# Angry hammy



## Knighterist (Feb 10, 2020)

I think my hammy is angry at me for replacing the house he ignores with a sand bath.

Anyway, I have a water problem, the water bottle moulded from the heat so now I wonder if water dish is better, but he will 100% knock it over. So I bought him a hanging dish so he can't push it over. Would it be too tall for him to reach? I'm kinda split about where to place it. On the ledge or by the sand bath?


----------



## Rafa (Jun 18, 2012)

Buy another water bottle.


----------



## Knighterist (Feb 10, 2020)

Rafa said:


> Buy another water bottle.


Any good recommendations? I read reviews on the ones I looked at and there's always leakage issues 
I'm reusing the old one after soaking it in hot soapy water and washing it...But looking into getting another bottle.


----------



## Engel98 (Oct 7, 2018)

No the bowl is fine. Ghost uses one no issues and so does my tiny roborovski. It will need cleaning and refilling more than a bottle though so be prepared. But there's no reason why the bowl would be an issue.

Don't worry about removing the house. Are you able to put the house in the sand bath?


----------



## Knighterist (Feb 10, 2020)

Engel98 said:


> No the bowl is fine. Ghost uses one no issues and so does my tiny roborovski. It will need cleaning and refilling more than a bottle though so be prepared. But there's no reason why the bowl would be an issue.
> 
> Don't worry about removing the house. Are you able to put the house in the sand bath?


Argh I keep forgetting to replacing water in the bowl! I have put bottle and bowl in there and it seems like he doesn't care for the bowl much.
The same bath is an old ice cream tub, so the old house he doesn't use doesn't seem to fit in there. Should I find another container so it fits there?


----------



## Engel98 (Oct 7, 2018)

Knighterist said:


> Argh I keep forgetting to replacing water in the bowl! I have put bottle and bowl in there and it seems like he doesn't care for the bowl much.
> The same bath is an old ice cream tub, so the old house he doesn't use doesn't seem to fit in there. Should I find another container so it fits there?

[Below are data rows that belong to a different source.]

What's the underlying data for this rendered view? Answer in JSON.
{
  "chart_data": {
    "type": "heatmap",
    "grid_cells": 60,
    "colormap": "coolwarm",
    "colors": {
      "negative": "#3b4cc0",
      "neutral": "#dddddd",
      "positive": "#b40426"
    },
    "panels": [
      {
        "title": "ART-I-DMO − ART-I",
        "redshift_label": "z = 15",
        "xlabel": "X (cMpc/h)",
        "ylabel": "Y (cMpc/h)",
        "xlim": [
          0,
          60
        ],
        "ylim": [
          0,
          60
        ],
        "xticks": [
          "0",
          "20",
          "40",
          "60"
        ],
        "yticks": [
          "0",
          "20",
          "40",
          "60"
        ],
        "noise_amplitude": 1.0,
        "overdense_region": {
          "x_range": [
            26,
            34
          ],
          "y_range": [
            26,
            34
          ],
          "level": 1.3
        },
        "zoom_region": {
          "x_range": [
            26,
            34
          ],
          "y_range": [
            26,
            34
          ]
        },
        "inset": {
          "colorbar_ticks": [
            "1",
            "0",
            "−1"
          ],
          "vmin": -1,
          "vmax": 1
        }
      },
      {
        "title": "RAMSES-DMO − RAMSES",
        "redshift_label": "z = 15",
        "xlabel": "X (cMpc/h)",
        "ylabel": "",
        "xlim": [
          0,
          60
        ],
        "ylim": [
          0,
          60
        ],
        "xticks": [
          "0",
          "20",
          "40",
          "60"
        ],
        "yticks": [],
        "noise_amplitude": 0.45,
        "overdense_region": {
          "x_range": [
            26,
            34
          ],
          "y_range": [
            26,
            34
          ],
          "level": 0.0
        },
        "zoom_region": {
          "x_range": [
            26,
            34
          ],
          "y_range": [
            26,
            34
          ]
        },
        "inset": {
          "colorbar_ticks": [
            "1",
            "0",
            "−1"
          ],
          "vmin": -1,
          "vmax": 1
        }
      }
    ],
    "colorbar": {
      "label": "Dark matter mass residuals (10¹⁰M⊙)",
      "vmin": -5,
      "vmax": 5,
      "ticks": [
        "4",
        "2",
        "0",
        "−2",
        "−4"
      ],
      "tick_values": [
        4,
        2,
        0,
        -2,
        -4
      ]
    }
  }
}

You can if you like or find a smaller hide to fit it there like a bendy bridge or something.


----------



## Knighterist (Feb 10, 2020)

Engel98 said:


> You can if you like or find a smaller hide to fit it there like a bendy bridge or something.


All the [email protected] near me ran out if bendy bridges...Odd!
I left the sand tub in and I guess he goes in for a quick dig and shake...Saw some sand movement...


----------